Role
Lead Product Designer
Year
2023–2026
Turned chaotic design into a repeatable process
A Coinspaid’s B2B platform serving merchants, payment operators, and crypto transactions across Europe.
A Jira board full of unscored requests and no shared criteria for what to tackle next.
The product was real and growing. The infrastructure to design it well didn’t exist yet.

Challenge
Clients
- 01
Merchants creating invoices couldn’t tell which payment method to use.
- 02
End customers hit timeouts, partial payment states, and overpayments with no clear path to resolution.
- 03
The merchant creation form had fields nobody needed.
Business
- 01
Design requests arrived without priority, context, or scoring. The backlog had 84 items when first measured.
- 02
Features shipped without analytics instrumentation. No metric had an owner.
- 03
Work started in Figma before anyone confirmed what problem was actually being solved.
Building the lifecycle
- 01
Before: a PM sent a task, the designer designed, it went to development. No discovery, no design review, no results loop.
- 02
Built a 7-stage lifecycle. The stages that didn’t exist before: Discovery, Product Review, Design Review, Results Review.

Lifecycle stages
- 01
Discovery came first. Before opening Figma, the designer had to understand what problem was actually being solved and what success looked like.
- 02
Product Review sat between Lo-Fi and Hi-Fi design.
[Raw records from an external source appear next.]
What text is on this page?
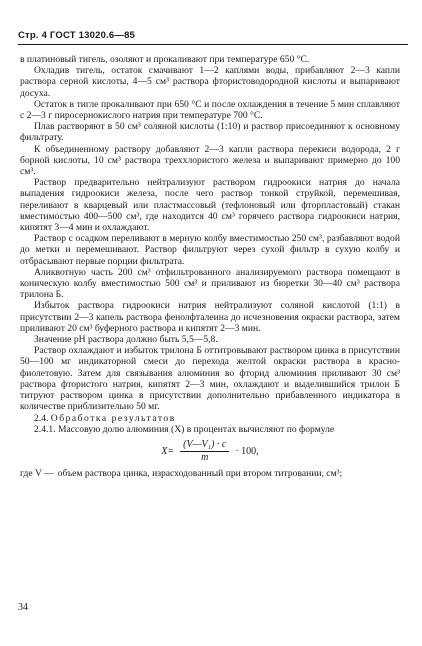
Стр. 4 ГОСТ 13020.6—85

в платиновый тигель, озоляют и прокаливают при температуре 650 °С.

Охладив тигель, остаток смачивают 1—2 каплями воды, прибавляют 2—3 капли раствора серной кислоты, 4—5 см³ раствора фтористоводородной кислоты и выпаривают досуха.

Остаток в тигле прокаливают при 650 °С и после охлаждения в течение 5 мин сплавляют с 2—3 г пиросернокислого натрия при температуре 700 °С.

Плав растворяют в 50 см³ соляной кислоты (1:10) и раствор присоединяют к основному фильтрату.

К объединенному раствору добавляют 2—3 капли раствора перекиси водорода, 2 г борной кислоты, 10 см³ раствора треххлористого железа и выпаривают примерно до 100 см³.

Раствор предварительно нейтрализуют раствором гидроокиси натрия до начала выпадения гидроокиси железа, после чего раствор тонкой струйкой, перемешивая, переливают в кварцевый или пластмассовый (тефлоновый или фторпластовый) стакан вместимостью 400—500 см³, где находится 40 см³ горячего раствора гидроокиси натрия, кипятят 3—4 мин и охлаждают.

Раствор с осадком переливают в мерную колбу вместимостью 250 см³, разбавляют водой до метки и перемешивают. Раствор фильтруют через сухой фильтр в сухую колбу и отбрасывают первые порции фильтрата.

Аликвотную часть 200 см³ отфильтрованного анализируемого раствора помещают в коническую колбу вместимостью 500 см³ и приливают из бюретки 30—40 см³ раствора трилона Б.

Избыток раствора гидроокиси натрия нейтрализуют соляной кислотой (1:1) в присутствии 2—3 капель раствора фенолфталеина до исчезновения окраски раствора, затем приливают 20 см³ буферного раствора и кипятят 2—3 мин.

Значение рН раствора должно быть 5,5—5,8.

Раствор охлаждают и избыток трилона Б оттитровывают раствором цинка в присутствии 50—100 мг индикаторной смеси до перехода желтой окраски раствора в красно-фиолетовую. Затем для связывания алюминия во фторид алюминия приливают 30 см³ раствора фтористого натрия, кипятят 2—3 мин, охлаждают и выделившийся трилон Б титруют раствором цинка в присутствии дополнительно прибавленного индикатора в количестве приблизительно 50 мг.

2.4. Обработка результатов

2.4.1. Массовую долю алюминия (X) в процентах вычисляют по формуле

$X= \frac{\text{(V—V₁) · c}}{m} \cdot 100$,
где V — объем раствора цинка, израсходованный при втором титровании, см³;
34
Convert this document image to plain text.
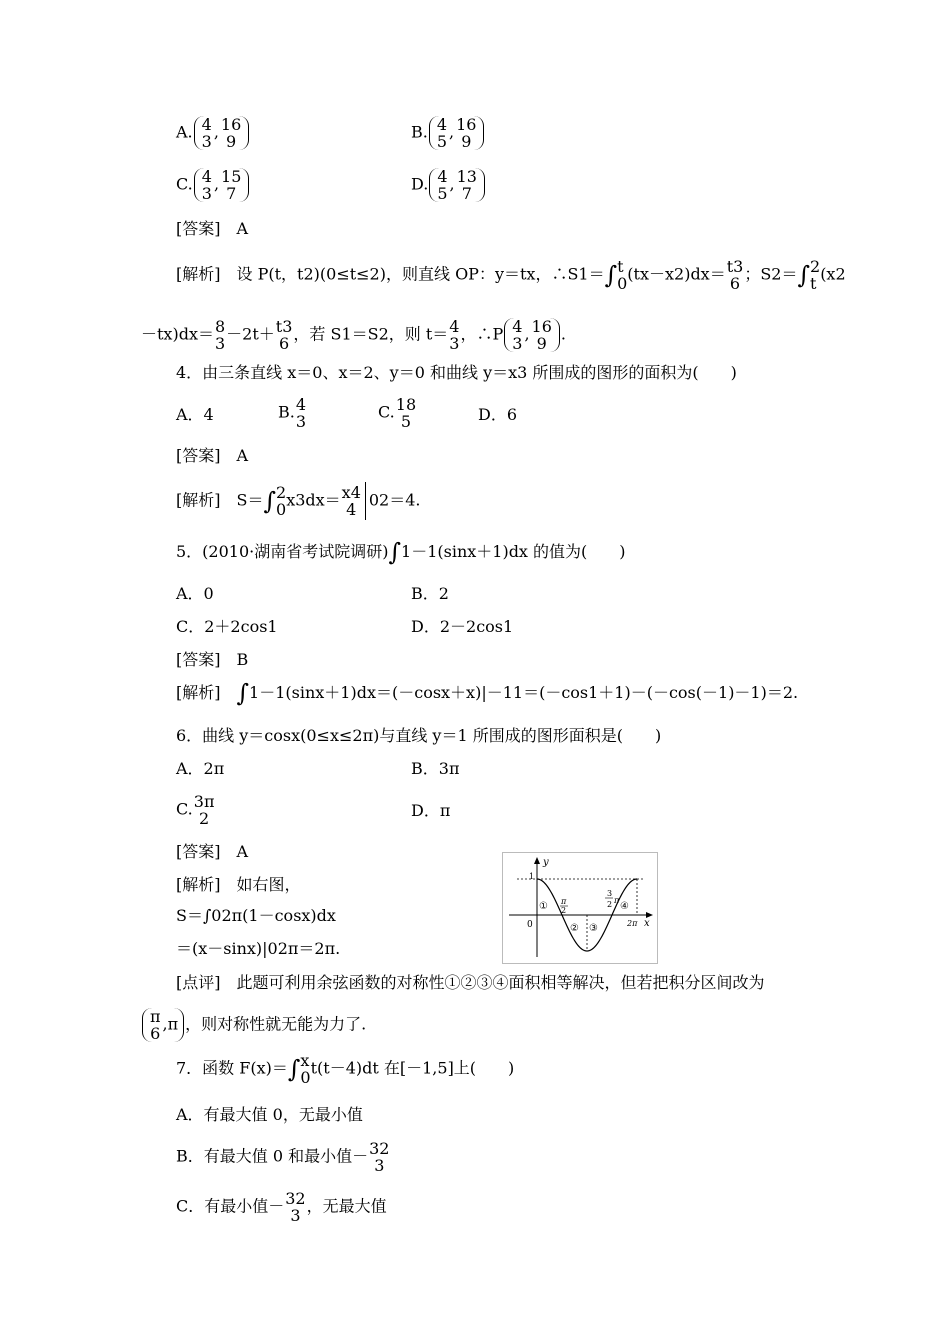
A. 4
3 , 16
9	B. 4
5 , 16
9
C. 4
3 , 15
7	D. 4
5 , 13
7
[答案]　 A
[解析]　 设 P(t，t2)(0≤t≤2)，则直线 OP：y＝tx，∴S1＝∫ t
0 (tx－x2)dx＝ t3
6 ；S2＝∫ 2
t (x2
－tx)dx＝ 8
3 －2t＋ t3
6 ，若 S1＝S2，则 t＝ 4
3 ，∴P 4
3 , 16
9 .
4．由三条直线 x＝0、x＝2、y＝0 和曲线 y＝x3 所围成的图形的面积为(　　)
A．4	B. 4
3	C. 18
5	D．6
[答案]　 A
[解析]　 S＝∫ 2
0 x3dx＝ x4
4 02＝4.
5．(2010·湖南省考试院调研)∫1－1(sinx＋1)dx 的值为(　　)
A．0	B．2
C．2＋2cos1	D．2－2cos1
[答案]　 B
[解析]　 ∫1－1(sinx＋1)dx＝(－cosx＋x)|－11＝(－cos1＋1)－(－cos(－1)－1)＝2.
6．曲线 y＝cosx(0≤x≤2π)与直线 y＝1 所围成的图形面积是(　　)
A．2π	B．3π
C. 3π
2	D．π
[答案]　 A
[解析]　 如右图，
S＝∫02π(1－cosx)dx
＝(x－sinx)|02π＝2π.
y
x
0
1
①
② ③
④
π
2
3
2 π
2π
[点评]　 此题可利用余弦函数的对称性①②③④面积相等解决，但若把积分区间改为
π
6 ,π ，则对称性就无能为力了.
7．函数 F(x)＝∫ x
0 t(t－4)dt 在[－1,5]上(　　)
A．有最大值 0，无最小值
B．有最大值 0 和最小值－ 32
3
C．有最小值－ 32
3 ，无最大值
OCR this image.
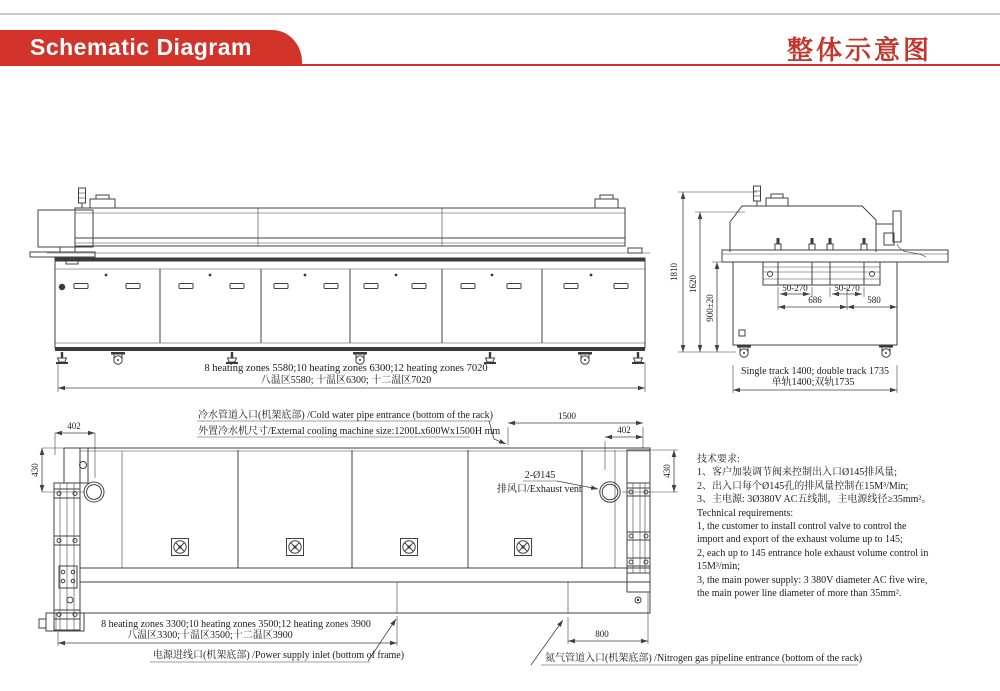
Schematic Diagram	整体示意图
8 heating zones 5580;10 heating zones 6300;12 heating zones 7020
八温区5580; 十温区6300; 十二温区7020
1810
1620
900±20
50-270	50-270
686	580
Single track 1400; double track 1735
单轨1400;双轨1735
402
430
1500
402
430
800
8 heating zones 3300;10 heating zones 3500;12 heating zones 3900
八温区3300;十温区3500;十二温区3900
冷水管道入口(机架底部) /Cold water pipe entrance (bottom of the rack)
外置冷水机尺寸/External cooling machine size:1200Lx600Wx1500H mm
2-Ø145
排风口/Exhaust vent
电源进线口(机架底部) /Power supply inlet (bottom of frame)	氮气管道入口(机架底部) /Nitrogen gas pipeline entrance (bottom of the rack)
技术要求:
1、客户加装调节阀来控制出入口Ø145排风量;
2、出入口每个Ø145孔的排风量控制在15M³/Min;
3、主电源: 3Ø380V AC五线制，主电源线径≥35mm²。
Technical requirements:
1, the customer to install control valve to control the
import and export of the exhaust volume up to 145;
2, each up to 145 entrance hole exhaust volume control in
15M³/min;
3, the main power supply: 3 380V diameter AC five wire,
the main power line diameter of more than 35mm².
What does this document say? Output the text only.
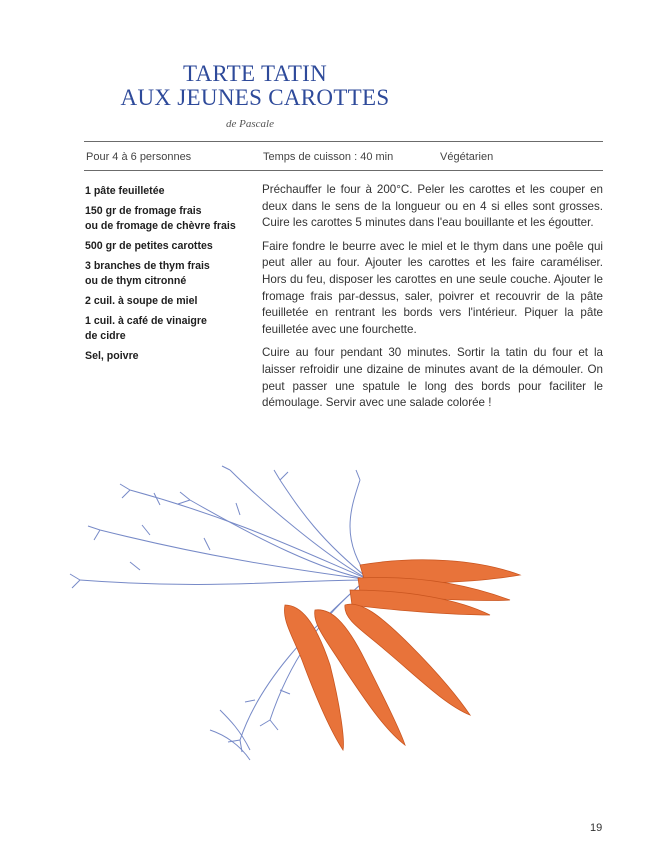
TARTE TATIN
AUX JEUNES CAROTTES
de Pascale
Pour 4 à 6 personnes	Temps de cuisson : 40 min	Végétarien
1 pâte feuilletée
150 gr de fromage frais
ou de fromage de chèvre frais
500 gr de petites carottes
3 branches de thym frais
ou de thym citronné
2 cuil. à soupe de miel
1 cuil. à café de vinaigre
de cidre
Sel, poivre

Préchauffer le four à 200°C. Peler les carottes et les couper en deux dans le sens de la longueur ou en 4 si elles sont grosses. Cuire les carottes 5 minutes dans l'eau bouillante et les égoutter.

Faire fondre le beurre avec le miel et le thym dans une poêle qui peut aller au four. Ajouter les carottes et les faire caraméliser. Hors du feu, disposer les carottes en une seule couche. Ajouter le fromage frais par-dessus, saler, poivrer et recouvrir de la pâte feuilletée en rentrant les bords vers l'intérieur. Piquer la pâte feuilletée avec une fourchette.

Cuire au four pendant 30 minutes. Sortir la tatin du four et la laisser refroidir une dizaine de minutes avant de la démouler. On peut passer une spatule le long des bords pour faciliter le démoulage. Servir avec une salade colorée !

19
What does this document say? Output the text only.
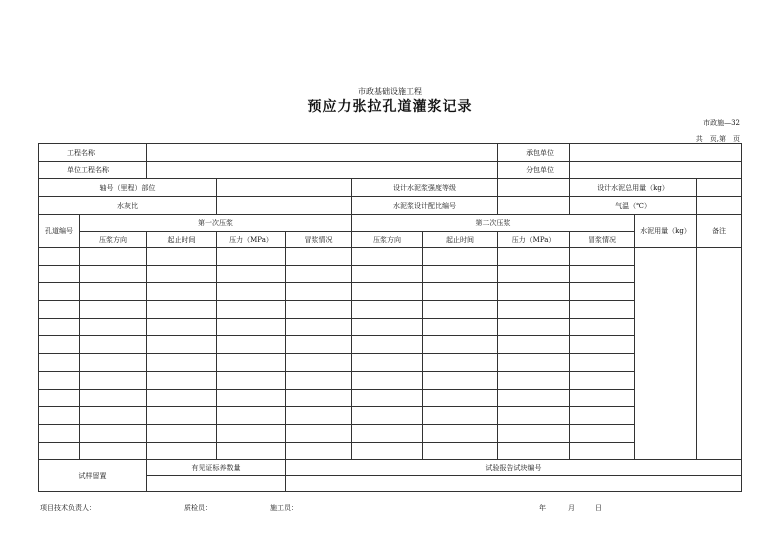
市政基础设施工程
预应力张拉孔道灌浆记录
市政施—32
共　页,第　页
工程名称							承包单位			
单位工程名称							分包单位			
轴号（里程）部位					设计水泥浆强度等级			设计水泥总用量（kg）		
水灰比					水泥浆设计配比编号			气温（℃）		
孔道编号	第一次压浆				第二次压浆				水泥用量（kg）	备注
	压浆方向	起止时间	压力（MPa）	冒浆情况	压浆方向	起止时间	压力（MPa）	冒浆情况		

试样留置		有见证标养数量		试验报告试块编号						

项目技术负责人：	质检员：	施工员：	年	月	日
PM, analysts, and developers reviewed direction before anyone touched final screens. Developers flagged technical constraints early. No surprises at handoff.
- 03
Design Review was mandatory. The gate that made sure nothing went to development half-finished.
- 04
Results Review closed the loop. After every ship, the design team saw what moved. Knowing what worked is what makes the next decision better.

Built the design system
- 01
Figma components and Storybook components didn’t talk to each other. Light and dark themes existed in code but had no connection to Figma.
- 02
Started with tokens: color, spacing, layout grids, typographic scales. Named them to match the codebase so engineers could read them without translation.


Icons library
- 01
Built a library with two types: fixed-size outline and filled icons at 12, 16, and 24px, and multicolor icons scaling the full 12–64px grid.
- 02
Developers pulled them via API directly into their repository.
- 03
Added a creation guideline so new icons followed the same rules without a review every time.

Components Library
- 01
Rebuilt the library flat and easy to navigate.
- 02
Linked each component to its Storybook counterpart. An engineer could jump from Figma straight to the right Storybook entry.



Made design-engineering talk less painful
- 01
Set up a #design-dev channel for designers and frontend engineers across product teams.
- 02
Annual surveys: less back-and-forth, fewer discrepancies at handoff.

Launched dedicated Design System team
- 01
Built the case for hiring, got it approved, owned the full cycle: job spec, hiring stages, interview scorecard.
- 02
Onboarded each designer through a structured Confluence space covering product context, process, tooling, and design system.
- 03
The team launched: me as designer and content lead, the lead frontend engineer, one frontend engineer, and QA. Later a release manager joined and took over meetings, Jira, and timelines. That freed me to focus on what we were building and why.



Growing the design team
- 01
Built the case for hiring, got it approved, owned the full cycle: job spec, hiring stages, interview scorecard.
- 02
Onboarded each designer through a structured Confluence space covering product context, process, tooling, and design system.
- 03
Built a competency matrix: 4 career levels, 6 areas of work, 53 indicators scored 0–4. Each designer knew exactly where they stood and what the next level looked like in concrete terms.
- 04
Paired it with a PDP template so every 1-on-1 had something concrete to work from.


Results
- 01
Built a design process from zero: 7 stages, mandatory gates, results review after every launch. Features stopped shipping without a design review. Work started with discovery, not Figma.
- 02
Connected design and engineering: every Figma component linked to its Storybook counterpart. Annual surveys confirmed it — less back-and-forth, fewer discrepancies at handoff.
- 03
Sold the business a dedicated DS team: designer, two frontend engineers, QA, and release manager. The design system stopped being a side task competing with feature deadlines.
- 04
Built a hiring system: job spec, structured scorecard, Confluence onboarding, 53-indicator competency matrix across 4 levels.
Takeaway
The design process was adopted by designers but never standardized across product pipelines. Teams came with tasks in different formats, and designers filled in the gaps. The pattern was consistent. Building the infrastructure wasn’t enough. It needed to be integrated into how the whole company worked, not just how the design team worked.